The Emperor was the first one to suggest creating a span to connect San Francisco and Oakland, but the Western span ended up being named in honor of former Mayor Willie Brown.
The organization has since been advocating for renaming the Ferry Building's clock tower after Norton—but its leadership would also be happy with a street.
“We want to reshape the idea that he’s just a lovable kook in a funny hat,” said John Lumea, who started the nonprofit in 2013. “He defended the rights of marginalized people, whether Chinese, Black, Native American.”
Lumea has made it part of his life’s work to study and honor the Emperor, having written over 150 articles about him in the past 10 years. It's yet more evidence of the ongoing fascination with Norton and his legacy.

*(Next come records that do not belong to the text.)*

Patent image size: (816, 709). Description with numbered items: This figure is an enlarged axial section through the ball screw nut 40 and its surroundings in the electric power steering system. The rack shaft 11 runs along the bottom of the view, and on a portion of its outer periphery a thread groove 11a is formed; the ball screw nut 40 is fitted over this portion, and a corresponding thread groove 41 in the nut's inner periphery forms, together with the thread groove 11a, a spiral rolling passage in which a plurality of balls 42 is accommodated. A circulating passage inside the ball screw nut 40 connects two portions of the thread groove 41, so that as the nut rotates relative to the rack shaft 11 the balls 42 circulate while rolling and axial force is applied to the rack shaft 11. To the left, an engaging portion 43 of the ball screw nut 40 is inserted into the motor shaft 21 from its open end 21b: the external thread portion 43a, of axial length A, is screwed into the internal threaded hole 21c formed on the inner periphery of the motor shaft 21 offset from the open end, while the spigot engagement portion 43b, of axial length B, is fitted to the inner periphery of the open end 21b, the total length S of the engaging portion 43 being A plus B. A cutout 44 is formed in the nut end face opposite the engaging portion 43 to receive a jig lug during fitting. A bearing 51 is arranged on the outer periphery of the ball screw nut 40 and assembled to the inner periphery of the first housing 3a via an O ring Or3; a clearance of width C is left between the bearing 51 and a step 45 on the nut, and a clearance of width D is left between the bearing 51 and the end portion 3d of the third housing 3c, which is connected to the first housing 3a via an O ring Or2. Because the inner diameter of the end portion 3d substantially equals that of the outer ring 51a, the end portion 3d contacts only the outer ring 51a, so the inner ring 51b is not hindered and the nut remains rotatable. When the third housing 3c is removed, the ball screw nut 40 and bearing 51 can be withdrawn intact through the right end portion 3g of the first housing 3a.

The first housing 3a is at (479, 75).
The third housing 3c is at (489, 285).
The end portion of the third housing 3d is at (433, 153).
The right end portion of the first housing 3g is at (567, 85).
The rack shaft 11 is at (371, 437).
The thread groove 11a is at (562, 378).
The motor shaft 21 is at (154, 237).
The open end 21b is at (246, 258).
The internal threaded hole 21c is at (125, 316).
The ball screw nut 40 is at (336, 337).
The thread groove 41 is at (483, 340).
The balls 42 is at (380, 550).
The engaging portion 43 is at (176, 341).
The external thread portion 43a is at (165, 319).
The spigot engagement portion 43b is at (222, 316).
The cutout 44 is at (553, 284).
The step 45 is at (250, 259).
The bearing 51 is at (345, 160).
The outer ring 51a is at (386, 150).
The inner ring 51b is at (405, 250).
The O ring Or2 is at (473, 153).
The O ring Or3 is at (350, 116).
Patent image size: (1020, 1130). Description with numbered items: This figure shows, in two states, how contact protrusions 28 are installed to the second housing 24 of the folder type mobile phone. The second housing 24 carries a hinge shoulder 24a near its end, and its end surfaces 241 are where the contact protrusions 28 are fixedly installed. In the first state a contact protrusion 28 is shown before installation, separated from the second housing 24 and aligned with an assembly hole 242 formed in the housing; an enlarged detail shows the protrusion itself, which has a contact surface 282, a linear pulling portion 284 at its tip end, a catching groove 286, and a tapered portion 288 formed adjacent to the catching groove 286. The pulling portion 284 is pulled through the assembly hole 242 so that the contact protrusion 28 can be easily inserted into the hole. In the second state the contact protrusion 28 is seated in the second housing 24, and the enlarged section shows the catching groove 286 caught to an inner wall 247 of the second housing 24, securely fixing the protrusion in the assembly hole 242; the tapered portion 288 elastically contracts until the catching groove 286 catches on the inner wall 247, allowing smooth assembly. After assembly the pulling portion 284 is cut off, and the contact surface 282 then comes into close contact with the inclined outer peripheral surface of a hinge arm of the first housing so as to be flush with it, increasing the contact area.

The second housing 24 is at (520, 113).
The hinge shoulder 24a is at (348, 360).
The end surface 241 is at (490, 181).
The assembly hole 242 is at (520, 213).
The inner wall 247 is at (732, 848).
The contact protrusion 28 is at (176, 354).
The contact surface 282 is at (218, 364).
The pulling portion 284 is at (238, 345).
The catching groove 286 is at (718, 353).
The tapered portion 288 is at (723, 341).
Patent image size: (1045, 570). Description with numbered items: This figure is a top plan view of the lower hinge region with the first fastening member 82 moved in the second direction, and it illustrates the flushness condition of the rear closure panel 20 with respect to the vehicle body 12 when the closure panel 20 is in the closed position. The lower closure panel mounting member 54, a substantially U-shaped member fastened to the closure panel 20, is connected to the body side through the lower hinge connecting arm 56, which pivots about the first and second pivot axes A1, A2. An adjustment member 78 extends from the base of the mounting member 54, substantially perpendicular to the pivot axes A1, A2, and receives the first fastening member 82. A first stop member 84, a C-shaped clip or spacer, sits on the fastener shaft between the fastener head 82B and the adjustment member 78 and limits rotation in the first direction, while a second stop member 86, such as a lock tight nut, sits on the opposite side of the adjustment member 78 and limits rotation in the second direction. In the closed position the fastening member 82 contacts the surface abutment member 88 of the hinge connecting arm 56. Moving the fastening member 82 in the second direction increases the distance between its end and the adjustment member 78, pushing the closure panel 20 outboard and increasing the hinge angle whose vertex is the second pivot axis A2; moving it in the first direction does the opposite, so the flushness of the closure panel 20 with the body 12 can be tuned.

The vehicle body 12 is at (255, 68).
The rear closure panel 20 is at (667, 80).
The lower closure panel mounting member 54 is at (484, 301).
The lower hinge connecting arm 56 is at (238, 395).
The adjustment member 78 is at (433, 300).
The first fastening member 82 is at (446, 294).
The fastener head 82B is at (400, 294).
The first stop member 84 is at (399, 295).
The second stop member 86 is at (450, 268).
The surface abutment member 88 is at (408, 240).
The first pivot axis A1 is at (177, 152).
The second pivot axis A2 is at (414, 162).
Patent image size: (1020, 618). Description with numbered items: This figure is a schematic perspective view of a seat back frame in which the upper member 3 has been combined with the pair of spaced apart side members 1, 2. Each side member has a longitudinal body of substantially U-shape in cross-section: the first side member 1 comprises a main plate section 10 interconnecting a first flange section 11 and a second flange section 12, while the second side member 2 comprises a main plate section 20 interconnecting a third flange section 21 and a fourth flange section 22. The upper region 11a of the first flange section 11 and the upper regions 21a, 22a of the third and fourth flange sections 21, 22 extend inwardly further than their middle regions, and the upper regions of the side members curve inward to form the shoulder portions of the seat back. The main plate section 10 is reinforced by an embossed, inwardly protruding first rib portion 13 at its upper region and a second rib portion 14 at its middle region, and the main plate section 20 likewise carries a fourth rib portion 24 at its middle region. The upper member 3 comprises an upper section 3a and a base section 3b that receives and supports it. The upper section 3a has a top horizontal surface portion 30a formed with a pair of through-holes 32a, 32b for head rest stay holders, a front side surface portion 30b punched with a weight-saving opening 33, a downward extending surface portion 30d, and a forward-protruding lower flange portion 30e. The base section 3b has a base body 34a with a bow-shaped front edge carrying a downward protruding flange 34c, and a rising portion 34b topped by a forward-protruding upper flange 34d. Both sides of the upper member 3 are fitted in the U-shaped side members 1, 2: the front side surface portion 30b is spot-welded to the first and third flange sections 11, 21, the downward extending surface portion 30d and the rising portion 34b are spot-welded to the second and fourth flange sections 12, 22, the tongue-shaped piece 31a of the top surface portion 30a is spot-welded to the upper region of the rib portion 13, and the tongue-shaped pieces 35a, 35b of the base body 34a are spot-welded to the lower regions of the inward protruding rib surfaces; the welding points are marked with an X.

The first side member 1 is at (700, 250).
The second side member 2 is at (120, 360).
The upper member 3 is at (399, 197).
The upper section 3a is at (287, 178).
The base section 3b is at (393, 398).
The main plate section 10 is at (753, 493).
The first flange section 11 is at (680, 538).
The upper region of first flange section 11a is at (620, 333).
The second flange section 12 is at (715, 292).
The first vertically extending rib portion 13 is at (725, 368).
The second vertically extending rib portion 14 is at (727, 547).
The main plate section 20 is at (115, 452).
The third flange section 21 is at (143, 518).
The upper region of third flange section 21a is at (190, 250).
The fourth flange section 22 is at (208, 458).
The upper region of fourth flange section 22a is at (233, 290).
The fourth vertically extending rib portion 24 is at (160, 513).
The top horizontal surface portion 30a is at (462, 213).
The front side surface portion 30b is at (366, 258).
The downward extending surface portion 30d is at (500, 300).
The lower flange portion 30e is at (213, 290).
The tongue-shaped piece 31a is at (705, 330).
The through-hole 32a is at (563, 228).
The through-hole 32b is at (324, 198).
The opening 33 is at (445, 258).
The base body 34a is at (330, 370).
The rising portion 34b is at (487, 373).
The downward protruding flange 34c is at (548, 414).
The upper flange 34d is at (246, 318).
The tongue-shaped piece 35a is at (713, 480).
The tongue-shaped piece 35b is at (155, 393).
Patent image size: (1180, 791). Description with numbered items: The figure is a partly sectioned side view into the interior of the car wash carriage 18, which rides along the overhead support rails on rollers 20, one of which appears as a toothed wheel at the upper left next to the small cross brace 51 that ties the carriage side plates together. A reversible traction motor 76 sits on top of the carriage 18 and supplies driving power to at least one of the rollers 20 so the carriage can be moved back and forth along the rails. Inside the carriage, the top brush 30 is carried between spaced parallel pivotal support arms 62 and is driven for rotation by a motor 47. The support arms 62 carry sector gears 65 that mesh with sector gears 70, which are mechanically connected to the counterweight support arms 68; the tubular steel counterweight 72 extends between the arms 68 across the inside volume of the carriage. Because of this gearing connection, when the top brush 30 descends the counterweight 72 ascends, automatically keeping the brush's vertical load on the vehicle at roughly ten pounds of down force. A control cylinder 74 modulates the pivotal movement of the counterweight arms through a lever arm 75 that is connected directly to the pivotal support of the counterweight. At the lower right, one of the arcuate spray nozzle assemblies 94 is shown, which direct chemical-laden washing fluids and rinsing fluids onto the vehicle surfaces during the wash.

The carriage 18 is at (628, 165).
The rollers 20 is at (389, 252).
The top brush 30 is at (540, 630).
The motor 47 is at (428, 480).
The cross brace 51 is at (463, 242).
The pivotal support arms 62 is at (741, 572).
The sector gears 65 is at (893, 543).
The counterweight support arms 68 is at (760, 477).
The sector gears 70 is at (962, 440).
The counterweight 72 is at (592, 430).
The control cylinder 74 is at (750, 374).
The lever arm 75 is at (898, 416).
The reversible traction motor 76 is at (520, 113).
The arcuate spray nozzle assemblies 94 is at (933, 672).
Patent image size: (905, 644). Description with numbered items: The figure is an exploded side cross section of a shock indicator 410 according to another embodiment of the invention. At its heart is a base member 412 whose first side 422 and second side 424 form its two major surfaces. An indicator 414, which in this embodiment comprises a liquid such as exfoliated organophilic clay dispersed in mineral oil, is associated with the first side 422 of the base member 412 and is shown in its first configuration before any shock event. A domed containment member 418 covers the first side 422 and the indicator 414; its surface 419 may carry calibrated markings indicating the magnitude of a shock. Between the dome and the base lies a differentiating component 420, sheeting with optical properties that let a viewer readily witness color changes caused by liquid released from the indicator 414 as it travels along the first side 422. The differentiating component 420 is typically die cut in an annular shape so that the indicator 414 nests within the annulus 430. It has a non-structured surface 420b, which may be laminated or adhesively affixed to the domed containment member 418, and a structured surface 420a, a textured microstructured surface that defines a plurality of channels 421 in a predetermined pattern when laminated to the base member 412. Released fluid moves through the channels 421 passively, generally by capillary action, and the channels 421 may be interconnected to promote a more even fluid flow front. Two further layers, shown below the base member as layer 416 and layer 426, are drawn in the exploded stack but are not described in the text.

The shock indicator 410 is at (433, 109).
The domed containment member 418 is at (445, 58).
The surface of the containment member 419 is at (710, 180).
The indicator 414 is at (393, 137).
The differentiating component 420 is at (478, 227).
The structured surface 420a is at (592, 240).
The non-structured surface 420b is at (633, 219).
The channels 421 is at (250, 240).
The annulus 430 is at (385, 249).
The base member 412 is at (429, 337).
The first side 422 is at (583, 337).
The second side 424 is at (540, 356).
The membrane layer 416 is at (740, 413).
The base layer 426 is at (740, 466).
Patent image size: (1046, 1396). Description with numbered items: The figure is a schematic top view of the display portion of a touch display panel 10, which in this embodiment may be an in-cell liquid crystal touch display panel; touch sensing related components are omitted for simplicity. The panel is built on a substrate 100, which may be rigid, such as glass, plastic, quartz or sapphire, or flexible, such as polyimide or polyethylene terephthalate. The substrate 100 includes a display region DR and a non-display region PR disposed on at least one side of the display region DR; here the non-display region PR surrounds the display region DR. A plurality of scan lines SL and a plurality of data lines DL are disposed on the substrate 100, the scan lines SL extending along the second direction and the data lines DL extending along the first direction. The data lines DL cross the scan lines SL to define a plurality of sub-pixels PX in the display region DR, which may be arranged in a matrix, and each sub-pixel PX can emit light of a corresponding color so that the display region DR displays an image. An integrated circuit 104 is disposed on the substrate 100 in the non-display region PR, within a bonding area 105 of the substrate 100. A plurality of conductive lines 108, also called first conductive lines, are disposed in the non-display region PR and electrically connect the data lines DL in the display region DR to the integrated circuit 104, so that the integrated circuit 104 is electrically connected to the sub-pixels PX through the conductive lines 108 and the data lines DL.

“We accepted him as the Emperor, because he identified as the Emperor,” Amster said. Our city acknowledged him for who he wanted to be, and people continue to adore him. When the motion passed with a positive recommendation to rename the street, the otherwise staid crowd in the meeting hall broke into spirited applause, as if they were clapping for the Emperor himself.
The resolution will head to the Board of Supervisors meeting on April 11 where it is expected to pass readily, with Mayor London Breed’s signoff the last step in the process to formalize it by April 21.
Assuming all goes according to plan, the Emperor will be in good company: Leidesdorff Street is just around the corner.